Throughout St. Pete’s history, the public pier has always been a waterfront destination. From the “Railroad Pier” to the “Million Dollar Pier” and the famed “Inverted Pyramid," the history of the pier runs nearly as deep as the city’s.
The most recent iteration of the St. Pete Pier, the "Inverted Pyramid," closed its doors to the public for the last time on May 31, 2013. Since then, there has been a long, often controversial, pier replacement process that has involved countless public forums and information sessions, a dramatic citizens referendum, and of course, a lot of emotion.
Now, exactly four years later, St. Pete is entering a new chapter in its pier history. On Wednesday—May 31st, 2017—the city officially received a permit from the U.S. Army Corps of Engineers to begin construction on the new St. Pete Pier. This was the final permit needed before construction could begin.

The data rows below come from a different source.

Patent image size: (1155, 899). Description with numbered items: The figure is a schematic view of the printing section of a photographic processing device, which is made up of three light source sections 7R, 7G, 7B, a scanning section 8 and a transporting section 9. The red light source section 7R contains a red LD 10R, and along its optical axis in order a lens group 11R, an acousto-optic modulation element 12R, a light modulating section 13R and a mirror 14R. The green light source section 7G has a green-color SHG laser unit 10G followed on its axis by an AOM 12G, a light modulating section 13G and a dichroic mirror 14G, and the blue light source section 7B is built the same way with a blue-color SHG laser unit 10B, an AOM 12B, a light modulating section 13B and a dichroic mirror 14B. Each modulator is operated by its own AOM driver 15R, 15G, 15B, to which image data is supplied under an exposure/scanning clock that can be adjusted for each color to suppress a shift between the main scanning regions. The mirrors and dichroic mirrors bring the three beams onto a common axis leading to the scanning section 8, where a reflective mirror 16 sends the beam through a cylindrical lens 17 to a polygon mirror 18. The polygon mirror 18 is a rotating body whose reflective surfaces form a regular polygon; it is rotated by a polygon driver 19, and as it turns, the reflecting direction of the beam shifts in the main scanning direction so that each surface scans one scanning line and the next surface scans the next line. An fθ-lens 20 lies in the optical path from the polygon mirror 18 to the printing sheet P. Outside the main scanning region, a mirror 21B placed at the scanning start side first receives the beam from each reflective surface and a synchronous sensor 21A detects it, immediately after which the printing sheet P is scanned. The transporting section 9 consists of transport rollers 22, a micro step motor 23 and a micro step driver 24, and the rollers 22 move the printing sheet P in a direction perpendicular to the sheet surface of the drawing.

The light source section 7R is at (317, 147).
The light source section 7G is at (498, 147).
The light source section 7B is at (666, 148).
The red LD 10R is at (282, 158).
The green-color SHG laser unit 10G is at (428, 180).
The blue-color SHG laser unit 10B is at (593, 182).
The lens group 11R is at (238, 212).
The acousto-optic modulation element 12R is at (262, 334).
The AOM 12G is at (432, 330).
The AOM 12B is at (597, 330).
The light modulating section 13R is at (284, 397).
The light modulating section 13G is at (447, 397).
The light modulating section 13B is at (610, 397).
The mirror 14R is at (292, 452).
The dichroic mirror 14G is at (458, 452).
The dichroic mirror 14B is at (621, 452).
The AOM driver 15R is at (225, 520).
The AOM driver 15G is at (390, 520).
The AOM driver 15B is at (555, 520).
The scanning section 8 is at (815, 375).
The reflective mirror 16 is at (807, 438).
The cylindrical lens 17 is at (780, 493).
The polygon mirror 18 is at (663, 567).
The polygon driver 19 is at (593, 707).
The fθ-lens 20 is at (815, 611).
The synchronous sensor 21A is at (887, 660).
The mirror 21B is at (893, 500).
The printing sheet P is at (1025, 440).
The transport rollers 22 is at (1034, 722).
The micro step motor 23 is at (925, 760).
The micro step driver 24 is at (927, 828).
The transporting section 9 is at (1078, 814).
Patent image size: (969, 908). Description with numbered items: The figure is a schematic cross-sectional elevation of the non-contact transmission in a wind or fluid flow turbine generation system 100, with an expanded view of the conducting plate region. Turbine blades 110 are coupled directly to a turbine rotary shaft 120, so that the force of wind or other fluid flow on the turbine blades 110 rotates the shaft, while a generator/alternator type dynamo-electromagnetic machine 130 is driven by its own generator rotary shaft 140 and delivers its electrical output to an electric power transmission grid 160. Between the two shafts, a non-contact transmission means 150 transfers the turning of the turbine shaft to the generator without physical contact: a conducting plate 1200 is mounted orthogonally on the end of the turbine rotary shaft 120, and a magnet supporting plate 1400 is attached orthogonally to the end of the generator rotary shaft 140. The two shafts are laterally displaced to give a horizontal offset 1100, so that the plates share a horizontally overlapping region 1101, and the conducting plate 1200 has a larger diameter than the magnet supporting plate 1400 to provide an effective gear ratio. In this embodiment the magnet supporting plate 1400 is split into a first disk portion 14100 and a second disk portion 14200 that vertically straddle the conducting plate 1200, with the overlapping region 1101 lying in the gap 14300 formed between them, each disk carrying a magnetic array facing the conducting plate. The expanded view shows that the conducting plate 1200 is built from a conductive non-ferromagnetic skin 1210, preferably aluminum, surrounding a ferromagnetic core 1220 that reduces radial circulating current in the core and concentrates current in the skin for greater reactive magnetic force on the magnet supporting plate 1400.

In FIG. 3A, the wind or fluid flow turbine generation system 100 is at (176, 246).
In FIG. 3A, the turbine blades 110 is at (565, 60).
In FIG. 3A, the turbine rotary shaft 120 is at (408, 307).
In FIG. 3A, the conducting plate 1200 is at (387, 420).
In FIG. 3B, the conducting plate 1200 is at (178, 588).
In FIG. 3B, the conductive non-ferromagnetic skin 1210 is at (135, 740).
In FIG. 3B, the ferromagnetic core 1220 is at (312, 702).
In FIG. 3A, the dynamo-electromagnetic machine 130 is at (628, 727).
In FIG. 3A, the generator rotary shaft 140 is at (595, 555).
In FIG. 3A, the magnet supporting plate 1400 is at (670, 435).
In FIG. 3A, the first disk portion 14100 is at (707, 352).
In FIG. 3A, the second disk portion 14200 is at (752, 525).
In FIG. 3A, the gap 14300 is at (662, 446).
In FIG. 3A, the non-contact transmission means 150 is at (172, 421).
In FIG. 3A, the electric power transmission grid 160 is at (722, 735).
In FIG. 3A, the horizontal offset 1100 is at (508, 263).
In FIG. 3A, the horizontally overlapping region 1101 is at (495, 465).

The following day, on June 1st, the St. Pete City Council voted to approve the first $17.6 million phase of the project, making construction, not only probable, but imminent. Construction could begin as early as June 27th, which will involve driving the pilings that will support the pier structure and concrete platform. Phase two of the project is set to begin this fall on work above the pier platform.
In total, the pier project is budgeted to cost $46 million, with an additional $20 million being used to redevelop the pier approach. The City is also requesting $14 million from Pinellas County for additional pier enhancements.
When completed, the new pier will include a number of amenities such as: a restaurant and event space at the pier head, a lawn bowl for concerts and events, an education center and wet classroom, multiple fishing decks, open air market pavilions and stalls, floating platforms, and more.
The project is expected to be complete in early 2019, which will signal the end to an almost 6 year pierless period in our city's history, but it will mark the beginning of a new iconic St. Pete Pier.